# MAT330 - 3. Try a linear model
<span style="color:blue"> ** This notebook performs a regression with data leakage** </span>

<span style="color:red"> ** -Compare the performance between a correct training/validation split and a split with leakage? ** </span>


In [None]:
%matplotlib inline
import os
import numpy as np
from scipy import io
import matplotlib.pyplot as plt
import pandas as pd

## Load data

In [None]:
train_filename = 'https://raw.githubusercontent.com/brajard/MAT330-Practical-work/master/data/train.csv'
train_filename = './data/train.csv'
data_train = pd.read_csv(train_filename)

# Extract the predictor (but not the target -> data leakage)
X = data_train.drop('target',axis=1, inplace=False)
y = data_train['target']

# Do the same with the test dataset
test_filename = 'https://raw.githubusercontent.com/brajard/MAT330-Practical-work/master/data/test.csv'
test_filename = './data/test.csv'
Xtest = pd.read_csv(test_filename)


## Linear model

### 1. Feature selection

In [None]:
from sklearn.preprocessing import StandardScaler

#Use all the features with no preprocessing expect stormid
Xin = X.drop('stormid', axis=1)
Xin_test = Xtest.drop('stormid', axis=1)


# Equalization of the types:
Xin = Xin.astype(float)
Xin_test = Xin_test.astype(float)

### 2. Train into Val/Train

#### Correct split:

In [None]:
from sklearn.utils import shuffle
np.random.seed(10)

#Selects the different stormid to split into train/validation
ids = shuffle(X.stormid.unique())

#Take 80% for training
limit_train = int(.8*len(ids))

#Index of training/val
idx_train = X.index[X.stormid.isin(ids[:limit_train])]
idx_val = X.index[X.stormid.isin(ids[limit_train:])]

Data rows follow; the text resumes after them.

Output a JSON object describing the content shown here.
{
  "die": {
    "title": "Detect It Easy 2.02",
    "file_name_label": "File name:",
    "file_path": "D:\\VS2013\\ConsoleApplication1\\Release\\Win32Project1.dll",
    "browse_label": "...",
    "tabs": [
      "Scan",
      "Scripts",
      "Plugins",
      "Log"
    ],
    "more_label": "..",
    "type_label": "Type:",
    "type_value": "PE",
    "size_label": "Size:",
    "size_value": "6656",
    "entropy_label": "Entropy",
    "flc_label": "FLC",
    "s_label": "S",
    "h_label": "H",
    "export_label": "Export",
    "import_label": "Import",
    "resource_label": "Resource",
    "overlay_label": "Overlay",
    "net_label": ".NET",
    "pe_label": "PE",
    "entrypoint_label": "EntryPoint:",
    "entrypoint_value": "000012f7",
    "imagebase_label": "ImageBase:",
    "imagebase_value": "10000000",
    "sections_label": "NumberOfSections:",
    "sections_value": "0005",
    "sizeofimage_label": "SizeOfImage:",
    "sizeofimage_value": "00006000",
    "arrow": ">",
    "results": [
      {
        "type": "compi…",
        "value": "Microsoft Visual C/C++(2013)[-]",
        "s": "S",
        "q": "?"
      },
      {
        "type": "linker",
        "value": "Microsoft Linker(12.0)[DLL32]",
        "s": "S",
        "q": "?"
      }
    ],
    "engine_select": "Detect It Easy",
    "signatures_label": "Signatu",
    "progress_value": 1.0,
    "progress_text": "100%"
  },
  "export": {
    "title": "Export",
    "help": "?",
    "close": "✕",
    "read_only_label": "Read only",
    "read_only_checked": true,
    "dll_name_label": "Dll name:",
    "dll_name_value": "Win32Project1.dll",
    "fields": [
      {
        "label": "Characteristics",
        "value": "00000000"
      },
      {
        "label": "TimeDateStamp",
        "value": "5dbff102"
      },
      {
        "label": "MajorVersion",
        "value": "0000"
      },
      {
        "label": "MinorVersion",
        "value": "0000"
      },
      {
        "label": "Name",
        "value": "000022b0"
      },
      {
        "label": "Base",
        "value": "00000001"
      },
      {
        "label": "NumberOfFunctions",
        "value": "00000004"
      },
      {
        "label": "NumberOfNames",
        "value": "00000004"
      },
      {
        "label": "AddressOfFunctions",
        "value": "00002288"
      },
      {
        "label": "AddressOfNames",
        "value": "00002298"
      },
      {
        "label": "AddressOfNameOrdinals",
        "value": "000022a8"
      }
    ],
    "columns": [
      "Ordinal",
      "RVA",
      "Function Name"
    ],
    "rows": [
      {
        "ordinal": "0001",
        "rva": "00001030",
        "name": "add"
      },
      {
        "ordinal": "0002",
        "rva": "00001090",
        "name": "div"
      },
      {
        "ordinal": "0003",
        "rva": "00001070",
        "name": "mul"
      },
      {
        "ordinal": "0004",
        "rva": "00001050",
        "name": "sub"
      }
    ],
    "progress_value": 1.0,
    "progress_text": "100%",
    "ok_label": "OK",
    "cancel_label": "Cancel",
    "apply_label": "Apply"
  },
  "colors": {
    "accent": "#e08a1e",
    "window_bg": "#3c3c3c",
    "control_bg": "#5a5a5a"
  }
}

#Split the dataset into train/validation
X_train, y_train = Xin.loc[idx_train], y.loc[idx_train]
X_val, y_val = Xin.loc[idx_val], y.loc[idx_val]

#### Split with leakage:

In [None]:
from sklearn.model_selection import train_test_split
np.random.seed(10)
X_train_leak, X_val_leak, y_train_leak, y_val_leak = train_test_split(Xin, y)

### 3. Standardization 


In [None]:
#With the correct datasets
scaler = StandardScaler().fit(X_train)
X_train_scaled = scaler.transform(X_train)
X_val_scaled = scaler.transform(X_val)
X_test_scaled = scaler.transform(Xin_test)

#With leakage
scaler = StandardScaler().fit(X_train)
X_train_scaled_leak = scaler.transform(X_train_leak)
X_val_scaled_leak = scaler.transform(X_val_leak)

### 4. Training

In [None]:
from sklearn.ensemble import RandomForestRegressor


#On correct set
rfreg = RandomForestRegressor()
rfreg.fit(X_train_scaled,y_train)

#On set with leakage
#On correct set
rfreg_leak = RandomForestRegressor()
rfreg_leak.fit(X_train_scaled_leak,y_train_leak)

### 5. Validate the model

In [None]:
y_val_predict = rfreg.predict(X_val_scaled)
y_val_predict_leak = rfreg_leak.predict(X_val_scaled_leak)

plt.scatter(y_val,y_val_predict,label='correct')
plt.scatter(y_val_leak,y_val_predict_leak,label='leak')
plt.legend()
plt.plot([0,140],[0,140],'-k')
plt.show()

In [None]:
score = rfreg.score(X_val_scaled,y_val)
score_leak = rfreg_leak.score(X_val_scaled_leak,y_val_leak)
print('linear regression score (correct): {:.3f}'.format(score))
print('linear regression score (with leakage): {:.3f}'.format(score_leak))